You start a business over here, you can keep your money. And drill-baby-drill. If we’re going to talk about having an economic recovery, and bringing down the price of oil & gas, then stop-talkin’-start-doin’.

Which half would have the doctors? Hmmm…

Which half would have most of the food?

And what of Patterico’s questions? What would the crime statistics look like in each half? In which half would kids be abusing drugs? Knocking each other up? Catching STDs? Breaking into houses? Robbing liquor stores?

The death tax would highlight the philosophical difference better than anything, I think. You die in the weak side, your money goes to the government there; the thinking would be, it always belonged to the government, they were just graciously allowing you to use it. You die on the strong side, and your money is your property, you already paid taxes on it, you can divide it up among your heirs.

Chicks With GunsWould it be fair to presume the unemployment rate in “left” America would be very close to where it is now, since once Obama became our President it zipped on up to 9.5 to 10 and just stayed there…or maybe something much higher, since their message to businesses would be one of “What the hell are you gonna give us today?” And in “right” America it would be down somewhere around five and a half, since throughout much of the Bush Presidency that’s where it stayed.

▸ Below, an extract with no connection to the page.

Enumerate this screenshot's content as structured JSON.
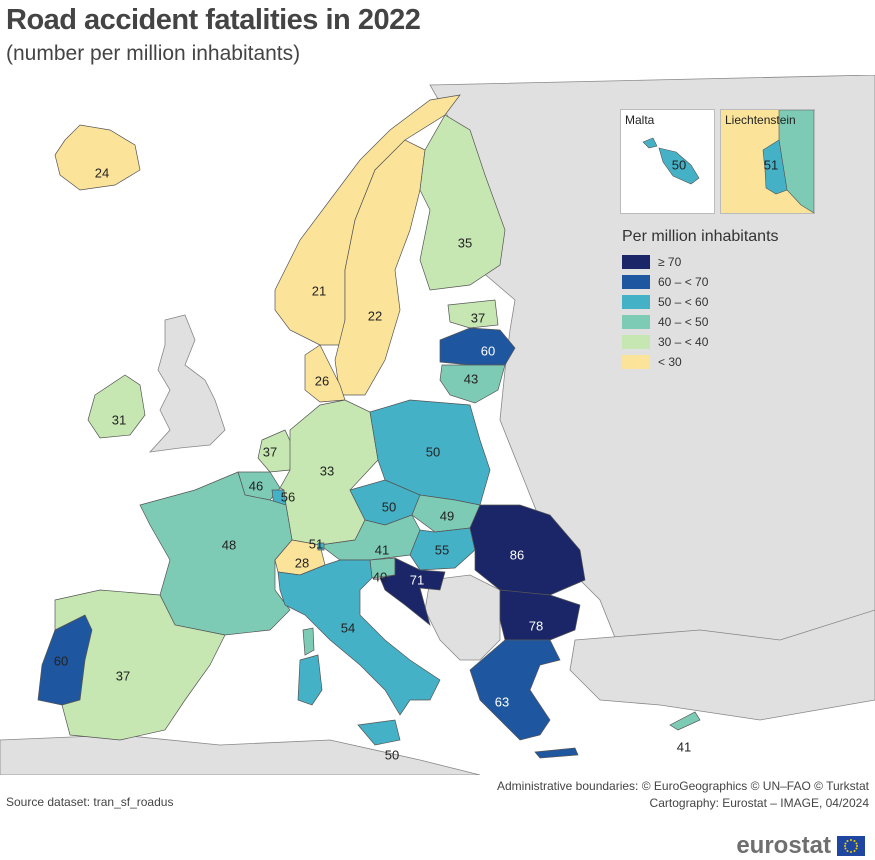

Regardless of whether the plan is ultimately executed, it’s an interesting thought experiment. Maybe a good compromise would be to establish a national “Wall Day” where we can think hard about it. Ezra Klein can trot out the latest study that says blue-staters are supporting the red-staters, and people of all ideological stripes can read his latest write-up and think “Yeah, I believe that! Er…yeah…sure I do. Yeah.” Then we’d flip to the rest of the newspaper, covered with stories about budget deficits, and oh dear our local pension system is out of control, so is our state pension system, and Social Security, and we need more programs, and more taxes, ad infinitum. National Wall Day. What-Would-Happen-Day. Somewhere before Election Day, late September sometime, before everyone starts thinking about candy, costumes and family holiday schedules.

A national day of giving it some real thought.

The blue staters want this? They don’t need us as much as we need them? Yes, let us give that some real quality thought. Not Ezra Klein thought…but the kind of thought you give things when you want to get real work done, and want things to work.